But this cannot work… I am not working on an ODE… I run a simulation, save the result as log file and then extract from the log file the position of curtain points of the flight path…
Just to give you an idea how the uncorrected flight path looks like:
log=[]
for t in 0:dt:t_end
KiteModels.next_step!(kps4, integrator, v_ro=v_ro, dt=dt)
sys_state = KiteModels.SysState(kps4)
push!(log, sys_state)
# run the discrete time controller
change_steering!(kps4)
end
# extract the deviation from the desired flight path
residual = observe(log)
I am not using any callbacks…
Using the residual, I want to correct the parameters of the discrete time controller.
IIUC you’re trying to minimize the norm of the residual. You could use Nomad.jl with the norm of the residual as the objective function. Nomad allows you to tell it when it generates an infeasible point.
function train(; max_iter=40, norm_tol=1.0)
local corr_vec
try
log = load_log("uncorrected")
ob = KiteObserver()
observe!(ob, log)
corr_vec=ob.corr_vec
catch
corr_vec=residual()
end
KiteControllers.save_corr(corr_vec)
initial = KiteControllers.load_corr()
last_norm=1000
best_corr_vec = deepcopy(initial)
best_norm = norm(best_corr_vec)
j = 0
for i in 1:max_iter
res = residual(initial)
println("i: $(i), norm: $(norm(res))")
common_size=min(length(initial), length(res))
for i = 1:common_size
if best_norm > 5
initial[i] += res[i]
elseif best_norm > 2
initial[i] += 0.5*res[i]
else
initial[i] += 0.25*best_norm*res[i]
end
end
if norm(res) < norm_tol
println("Converged successfully!")
break
end
if best_norm > norm(res)
best_norm = norm(res)
best_corr_vec = deepcopy(initial)
j = 0
println("j: $(j), best_norm= $best_norm")
else
j+=1
println("j: $j")
end
if j > 4
println("Convergance failed!")
println("Best norm: $best_norm")
break
end
last_norm=norm(res)
end
KiteControllers.save_corr(best_corr_vec)
best_corr_vec
end
It works pretty well, the norm of the error goes down to less then one degree in less than 20 iterations…

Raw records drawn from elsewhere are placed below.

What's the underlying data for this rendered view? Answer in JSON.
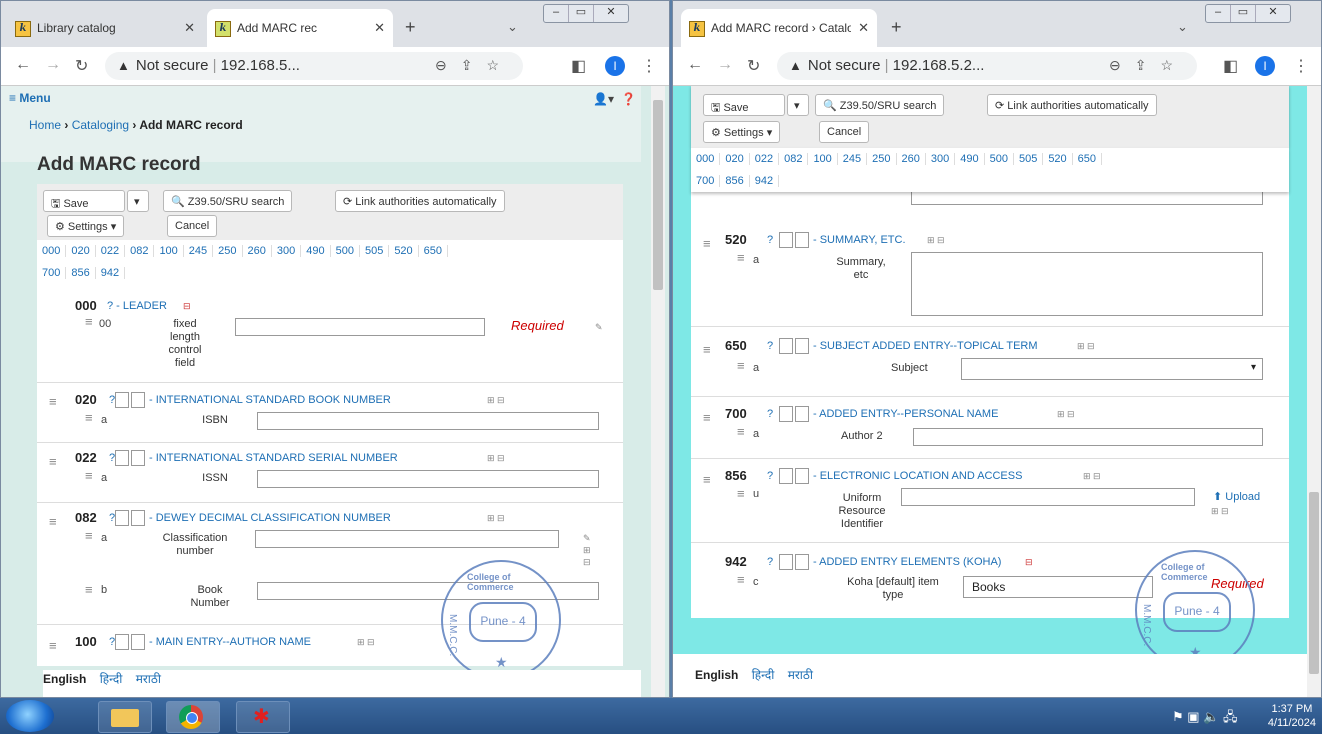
{
  "left": {
    "tabs": [
      {
        "label": "Library catalog"
      },
      {
        "label": "Add MARC rec"
      }
    ],
    "address": {
      "security": "Not secure",
      "url": "192.168.5..."
    },
    "profile_initial": "I",
    "menu_label": "≡ Menu",
    "breadcrumb": {
      "home": "Home",
      "cataloging": "Cataloging",
      "current": "Add MARC record"
    },
    "title": "Add MARC record",
    "buttons": {
      "save": "Save",
      "z3950": "Z39.50/SRU search",
      "link": "Link authorities automatically",
      "settings": "Settings",
      "cancel": "Cancel"
    },
    "tag_tabs": [
      "000",
      "020",
      "022",
      "082",
      "100",
      "245",
      "250",
      "260",
      "300",
      "490",
      "500",
      "505",
      "520",
      "650",
      "700",
      "856",
      "942"
    ],
    "fields": [
      {
        "tag": "000",
        "desc": "? - LEADER",
        "sub": "00",
        "label": "fixed\nlength\ncontrol\nfield",
        "required": "Required"
      },
      {
        "tag": "020",
        "q": "?",
        "desc": "- INTERNATIONAL STANDARD BOOK NUMBER",
        "sub": "a",
        "label": "ISBN"
      },
      {
        "tag": "022",
        "q": "?",
        "desc": "- INTERNATIONAL STANDARD SERIAL NUMBER",
        "sub": "a",
        "label": "ISSN"
      },
      {
        "tag": "082",
        "q": "?",
        "desc": "- DEWEY DECIMAL CLASSIFICATION NUMBER",
        "sub": "a",
        "label": "Classification\nnumber",
        "sub2": "b",
        "label2": "Book\nNumber"
      },
      {
        "tag": "100",
        "q": "?",
        "desc": "- MAIN ENTRY--AUTHOR NAME"
      }
    ],
    "footer": {
      "english": "English",
      "hindi": "हिन्दी",
      "marathi": "मराठी"
    }
  },
  "right": {
    "tabs": [
      {
        "label": "Add MARC record › Cataloging ›"
      }
    ],
    "address": {
      "security": "Not secure",
      "url": "192.168.5.2..."
    },
    "profile_initial": "I",
    "buttons": {
      "save": "Save",
      "z3950": "Z39.50/SRU search",
      "link": "Link authorities automatically",
      "settings": "Settings",
      "cancel": "Cancel"
    },
    "tag_tabs": [
      "000",
      "020",
      "022",
      "082",
      "100",
      "245",
      "250",
      "260",
      "300",
      "490",
      "500",
      "505",
      "520",
      "650",
      "700",
      "856",
      "942"
    ],
    "fields": [
      {
        "tag": "520",
        "q": "?",
        "desc": "- SUMMARY, ETC.",
        "sub": "a",
        "label": "Summary,\netc"
      },
      {
        "tag": "650",
        "q": "?",
        "desc": "- SUBJECT ADDED ENTRY--TOPICAL TERM",
        "sub": "a",
        "label": "Subject"
      },
      {
        "tag": "700",
        "q": "?",
        "desc": "- ADDED ENTRY--PERSONAL NAME",
        "sub": "a",
        "label": "Author 2"
      },
      {
        "tag": "856",
        "q": "?",
        "desc": "- ELECTRONIC LOCATION AND ACCESS",
        "sub": "u",
        "label": "Uniform\nResource\nIdentifier",
        "upload": "Upload"
      },
      {
        "tag": "942",
        "q": "?",
        "desc": "- ADDED ENTRY ELEMENTS (KOHA)",
        "sub": "c",
        "label": "Koha [default] item\ntype",
        "value": "Books",
        "required": "Required"
      }
    ],
    "footer": {
      "english": "English",
      "hindi": "हिन्दी",
      "marathi": "मराठी"
    }
  },
  "seal": {
    "text": "College of Commerce",
    "mark": "M.M.C.C.",
    "city": "Pune - 4"
  },
  "taskbar": {
    "time": "1:37 PM",
    "date": "4/11/2024"
  },
  "colors": {
    "link": "#1e6fb4",
    "required": "#cc0000",
    "page_bg_right": "#7ee8e6",
    "taskbar": "#2d5a92"
  }
}
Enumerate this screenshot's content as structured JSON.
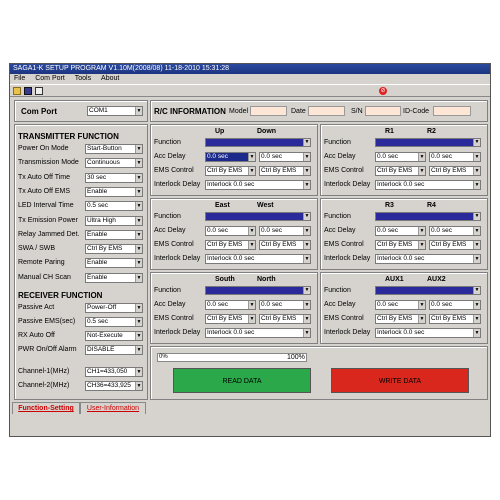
{
  "window": {
    "title": "SAGA1-K SETUP PROGRAM V1.10M(2008/08)  11-18-2010  15:31:28"
  },
  "menu": [
    "File",
    "Com Port",
    "Tools",
    "About"
  ],
  "toolbar": {
    "icons": [
      "open-icon",
      "save-icon",
      "print-icon",
      "stop-icon"
    ]
  },
  "com_port": {
    "label": "Com Port",
    "value": "COM1"
  },
  "rc_info": {
    "title": "R/C INFORMATION",
    "model_label": "Model",
    "date_label": "Date",
    "sn_label": "S/N",
    "idcode_label": "ID-Code"
  },
  "transmitter": {
    "title": "TRANSMITTER FUNCTION",
    "rows": [
      {
        "label": "Power On Mode",
        "value": "Start-Button"
      },
      {
        "label": "Transmission Mode",
        "value": "Continuous"
      },
      {
        "label": "Tx Auto Off Time",
        "value": "30 sec"
      },
      {
        "label": "Tx Auto Off EMS",
        "value": "Enable"
      },
      {
        "label": "LED Interval Time",
        "value": "0.5 sec"
      },
      {
        "label": "Tx Emission Power",
        "value": "Ultra High"
      },
      {
        "label": "Relay Jammed Det.",
        "value": "Enable"
      },
      {
        "label": "SWA  /  SWB",
        "value": "Ctrl By EMS"
      },
      {
        "label": "Remote Paring",
        "value": "Enable"
      },
      {
        "label": "Manual CH Scan",
        "value": "Enable"
      }
    ]
  },
  "receiver": {
    "title": "RECEIVER FUNCTION",
    "rows": [
      {
        "label": "Passive Act",
        "value": "Power-Off"
      },
      {
        "label": "Passive EMS(sec)",
        "value": "0.5 sec"
      },
      {
        "label": "RX Auto Off",
        "value": "Not-Execute"
      },
      {
        "label": "PWR On/Off Alarm",
        "value": "DISABLE"
      }
    ]
  },
  "channels": [
    {
      "label": "Channel-1(MHz)",
      "value": "CH1=433,050"
    },
    {
      "label": "Channel-2(MHz)",
      "value": "CH36=433,925"
    }
  ],
  "row_labels": {
    "function": "Function",
    "acc_delay": "Acc Delay",
    "ems_control": "EMS Control",
    "interlock_delay": "Interlock Delay"
  },
  "groups": [
    {
      "h1": "Up",
      "h2": "Down",
      "acc1": "0.0 sec",
      "acc2": "0.0 sec",
      "ems1": "Ctrl By EMS",
      "ems2": "Ctrl By EMS",
      "interlock": "Interlock 0.0 sec"
    },
    {
      "h1": "R1",
      "h2": "R2",
      "acc1": "0.0 sec",
      "acc2": "0.0 sec",
      "ems1": "Ctrl By EMS",
      "ems2": "Ctrl By EMS",
      "interlock": "Interlock 0.0 sec"
    },
    {
      "h1": "East",
      "h2": "West",
      "acc1": "0.0 sec",
      "acc2": "0.0 sec",
      "ems1": "Ctrl By EMS",
      "ems2": "Ctrl By EMS",
      "interlock": "Interlock 0.0 sec"
    },
    {
      "h1": "R3",
      "h2": "R4",
      "acc1": "0.0 sec",
      "acc2": "0.0 sec",
      "ems1": "Ctrl By EMS",
      "ems2": "Ctrl By EMS",
      "interlock": "Interlock 0.0 sec"
    },
    {
      "h1": "South",
      "h2": "North",
      "acc1": "0.0 sec",
      "acc2": "0.0 sec",
      "ems1": "Ctrl By EMS",
      "ems2": "Ctrl By EMS",
      "interlock": "Interlock 0.0 sec"
    },
    {
      "h1": "AUX1",
      "h2": "AUX2",
      "acc1": "0.0 sec",
      "acc2": "0.0 sec",
      "ems1": "Ctrl By EMS",
      "ems2": "Ctrl By EMS",
      "interlock": "Interlock 0.0 sec"
    }
  ],
  "progress": {
    "start": "0%",
    "end": "100%",
    "fraction": 0
  },
  "buttons": {
    "read": "READ  DATA",
    "write": "WRITE DATA",
    "read_color": "#2aa84a",
    "write_color": "#d9271d"
  },
  "tabs": [
    "Function-Setting",
    "User-Information"
  ]
}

I think there is no chance to get such a fast convergence with any generic solver. I think I am exploiting here knowledge about the system that generic solvers don’t have. Limitation: I cannot achieve an error of less than 0.88 degrees… But that is good enough for my use case.
I still need to find out how robust this approach is with respect to changes of the model, e.g. changed wind speed or changed size of the kite. I will report back as soon as I found out…